NEW EDITION OF A LANDMARK BOOK ON SLAVERY IN NEW YORK
In recent years, historians and researchers have taken a closer look at New York’s complicity in the “peculiar institution” of slavery. One of the books that helped shed more light on this tragic subject was the 2016 publication of In Defiance: Runaways from Slavery in New York’s Hudson River Valley, 1735–1831. The core of that book by two Hudson Valley historical researchers, Susan Stessin-Cohn and Ashley Hurlburt-Biagini, was the reproduction and transcriptions of hundreds of 18th and 19th-century newspapers notices offering rewards for the return of enslaved persons who had escaped their enslavers and become “runaways.”
Continuing their research since then, Stessin-Cohn and Hurlburt-Biagini discovered more than 250 additional runaway notices that prompted them to rewrite and greatly expand In Defiance in this newly released Second Edition.
A little background is called for: In 1799 New York State passed its first emancipation act, “An Act for the Gradual Abolition of Slavery,” giving hope to thousands of enslaved persons held on farms and in villages along the Hudson River Valley from Westchester and Orange Counties north to Albany, Schenectady and Troy.
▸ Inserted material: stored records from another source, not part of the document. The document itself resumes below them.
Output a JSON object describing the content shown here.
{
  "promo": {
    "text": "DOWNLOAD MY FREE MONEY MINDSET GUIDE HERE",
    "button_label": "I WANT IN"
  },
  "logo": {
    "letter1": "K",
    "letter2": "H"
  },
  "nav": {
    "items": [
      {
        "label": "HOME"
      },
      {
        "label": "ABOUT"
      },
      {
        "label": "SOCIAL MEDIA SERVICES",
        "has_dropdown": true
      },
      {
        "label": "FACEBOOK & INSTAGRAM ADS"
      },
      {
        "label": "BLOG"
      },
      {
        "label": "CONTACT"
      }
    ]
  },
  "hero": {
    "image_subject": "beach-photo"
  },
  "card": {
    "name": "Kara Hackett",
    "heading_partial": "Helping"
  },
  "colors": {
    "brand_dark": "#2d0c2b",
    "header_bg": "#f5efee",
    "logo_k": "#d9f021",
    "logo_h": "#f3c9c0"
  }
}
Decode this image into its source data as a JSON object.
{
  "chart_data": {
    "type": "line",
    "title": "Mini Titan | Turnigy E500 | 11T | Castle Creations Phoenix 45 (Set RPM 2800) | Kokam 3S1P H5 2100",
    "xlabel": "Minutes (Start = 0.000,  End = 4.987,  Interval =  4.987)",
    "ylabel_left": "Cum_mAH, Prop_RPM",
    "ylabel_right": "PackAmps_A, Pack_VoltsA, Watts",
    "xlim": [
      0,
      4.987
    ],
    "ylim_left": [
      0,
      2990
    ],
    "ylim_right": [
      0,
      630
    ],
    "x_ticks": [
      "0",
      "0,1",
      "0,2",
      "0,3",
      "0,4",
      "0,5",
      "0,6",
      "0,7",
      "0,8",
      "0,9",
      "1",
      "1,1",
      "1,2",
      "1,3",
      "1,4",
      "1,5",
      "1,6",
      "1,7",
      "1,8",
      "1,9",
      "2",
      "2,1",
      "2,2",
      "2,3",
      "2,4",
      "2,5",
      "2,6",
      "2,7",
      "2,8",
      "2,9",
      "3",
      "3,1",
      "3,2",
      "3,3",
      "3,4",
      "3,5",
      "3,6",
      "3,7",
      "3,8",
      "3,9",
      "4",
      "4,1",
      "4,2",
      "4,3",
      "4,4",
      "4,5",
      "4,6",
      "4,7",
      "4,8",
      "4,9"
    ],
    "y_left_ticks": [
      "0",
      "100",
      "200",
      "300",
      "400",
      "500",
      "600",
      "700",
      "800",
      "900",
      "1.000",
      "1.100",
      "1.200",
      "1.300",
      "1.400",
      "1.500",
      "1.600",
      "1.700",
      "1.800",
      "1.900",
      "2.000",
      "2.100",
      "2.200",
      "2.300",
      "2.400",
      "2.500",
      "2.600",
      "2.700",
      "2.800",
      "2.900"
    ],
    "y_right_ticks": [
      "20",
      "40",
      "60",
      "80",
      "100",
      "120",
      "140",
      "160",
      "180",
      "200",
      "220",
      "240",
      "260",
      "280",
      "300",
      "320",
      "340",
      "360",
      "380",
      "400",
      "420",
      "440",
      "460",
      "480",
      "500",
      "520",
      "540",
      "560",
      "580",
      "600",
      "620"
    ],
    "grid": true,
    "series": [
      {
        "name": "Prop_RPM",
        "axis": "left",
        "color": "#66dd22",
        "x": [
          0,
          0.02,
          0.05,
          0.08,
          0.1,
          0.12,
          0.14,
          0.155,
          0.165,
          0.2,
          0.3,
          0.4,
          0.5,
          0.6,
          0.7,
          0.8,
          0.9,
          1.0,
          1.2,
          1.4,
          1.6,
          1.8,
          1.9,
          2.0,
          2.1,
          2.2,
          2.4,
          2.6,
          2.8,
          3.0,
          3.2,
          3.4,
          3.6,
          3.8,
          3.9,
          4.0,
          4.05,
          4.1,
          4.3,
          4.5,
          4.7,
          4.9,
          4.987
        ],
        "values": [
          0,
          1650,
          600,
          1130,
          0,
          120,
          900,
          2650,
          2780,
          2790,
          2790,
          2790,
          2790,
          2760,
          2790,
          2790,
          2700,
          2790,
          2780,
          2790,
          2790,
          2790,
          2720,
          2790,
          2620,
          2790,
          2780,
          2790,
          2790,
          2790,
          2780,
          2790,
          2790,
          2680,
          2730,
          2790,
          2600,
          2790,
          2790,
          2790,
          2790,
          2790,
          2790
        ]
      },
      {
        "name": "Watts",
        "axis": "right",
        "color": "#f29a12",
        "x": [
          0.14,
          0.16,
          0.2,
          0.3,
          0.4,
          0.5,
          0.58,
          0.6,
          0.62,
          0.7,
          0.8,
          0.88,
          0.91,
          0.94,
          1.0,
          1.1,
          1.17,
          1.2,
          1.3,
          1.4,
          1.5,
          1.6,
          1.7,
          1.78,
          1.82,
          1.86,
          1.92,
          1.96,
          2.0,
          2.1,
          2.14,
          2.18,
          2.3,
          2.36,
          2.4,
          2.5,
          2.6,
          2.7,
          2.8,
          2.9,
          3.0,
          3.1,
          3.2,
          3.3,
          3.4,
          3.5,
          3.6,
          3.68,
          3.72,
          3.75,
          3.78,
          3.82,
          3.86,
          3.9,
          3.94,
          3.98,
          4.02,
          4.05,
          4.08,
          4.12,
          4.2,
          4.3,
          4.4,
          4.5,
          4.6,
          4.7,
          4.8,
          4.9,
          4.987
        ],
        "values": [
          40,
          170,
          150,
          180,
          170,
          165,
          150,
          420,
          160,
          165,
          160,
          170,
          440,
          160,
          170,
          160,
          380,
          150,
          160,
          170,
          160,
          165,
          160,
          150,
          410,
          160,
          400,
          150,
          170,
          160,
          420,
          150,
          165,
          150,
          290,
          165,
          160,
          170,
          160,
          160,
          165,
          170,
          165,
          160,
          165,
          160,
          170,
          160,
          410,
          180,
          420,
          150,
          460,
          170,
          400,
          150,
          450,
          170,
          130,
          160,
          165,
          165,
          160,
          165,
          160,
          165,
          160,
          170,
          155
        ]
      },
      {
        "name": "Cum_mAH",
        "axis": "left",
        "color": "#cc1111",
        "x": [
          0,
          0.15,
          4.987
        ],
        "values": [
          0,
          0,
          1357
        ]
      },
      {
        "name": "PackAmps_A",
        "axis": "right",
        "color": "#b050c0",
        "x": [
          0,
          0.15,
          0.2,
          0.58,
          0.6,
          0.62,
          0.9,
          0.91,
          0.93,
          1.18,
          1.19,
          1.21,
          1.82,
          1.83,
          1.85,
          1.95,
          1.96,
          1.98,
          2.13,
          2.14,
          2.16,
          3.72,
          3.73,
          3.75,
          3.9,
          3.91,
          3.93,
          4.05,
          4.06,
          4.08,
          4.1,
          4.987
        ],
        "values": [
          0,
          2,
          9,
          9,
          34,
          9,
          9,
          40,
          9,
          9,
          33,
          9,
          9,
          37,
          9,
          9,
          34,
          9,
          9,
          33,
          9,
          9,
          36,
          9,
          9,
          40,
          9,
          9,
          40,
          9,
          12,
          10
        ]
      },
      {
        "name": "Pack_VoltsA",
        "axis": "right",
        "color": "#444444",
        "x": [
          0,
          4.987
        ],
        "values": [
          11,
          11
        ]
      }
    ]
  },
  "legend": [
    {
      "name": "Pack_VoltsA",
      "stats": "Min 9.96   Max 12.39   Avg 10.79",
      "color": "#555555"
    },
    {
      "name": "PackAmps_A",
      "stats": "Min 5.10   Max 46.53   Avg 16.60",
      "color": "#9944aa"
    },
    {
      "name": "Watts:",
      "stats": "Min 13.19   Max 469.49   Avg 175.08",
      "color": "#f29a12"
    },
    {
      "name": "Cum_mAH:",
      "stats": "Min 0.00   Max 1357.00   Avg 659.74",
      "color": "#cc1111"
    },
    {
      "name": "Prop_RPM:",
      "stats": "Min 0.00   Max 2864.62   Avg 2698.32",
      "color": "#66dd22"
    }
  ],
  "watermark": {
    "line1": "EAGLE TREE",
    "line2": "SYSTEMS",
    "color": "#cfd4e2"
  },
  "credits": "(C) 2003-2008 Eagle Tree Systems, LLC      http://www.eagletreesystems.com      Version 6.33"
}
But many held in slavery were not willing to wait for what turned out to be a very gradual emancipation, as evidenced by the hundreds of newspaper notices posted by Hudson Valley enslavers promising rewards for runaway enslaved persons throughout the early 19th century all the way up to 1831. The stories these newspaper notices tell, together with the stories of hundreds of other enslaved persons who ran for their freedom earlier, in the 18th century, shed revealing light on the life of enslaved persons held in the Hudson Valley.
Most enslaved persons held in the Hudson River Valley lived and worked and died and left behind no historical record—no birth certificates, no marriage records, no death certificates, unmarked graves. But In Defiance rescues over 900 of those individuals from obscurity because they decided to free themselves; when their enslavers placed notices in local and New York City newspapers offering rewards for their return, they not only gave identity to some of the enslaved people, but also unwittingly indicted themselves before the bar of historical judgment. Surnames synonymous with Hudson Valley history—names like Schuyler, Van Rensselaer, Beekman, Rockefeller, Van Cortlandt, Van Buren, Livingston—appear throughout the book as the authors of the notices advertising rewards for the return of their enslaved “property.”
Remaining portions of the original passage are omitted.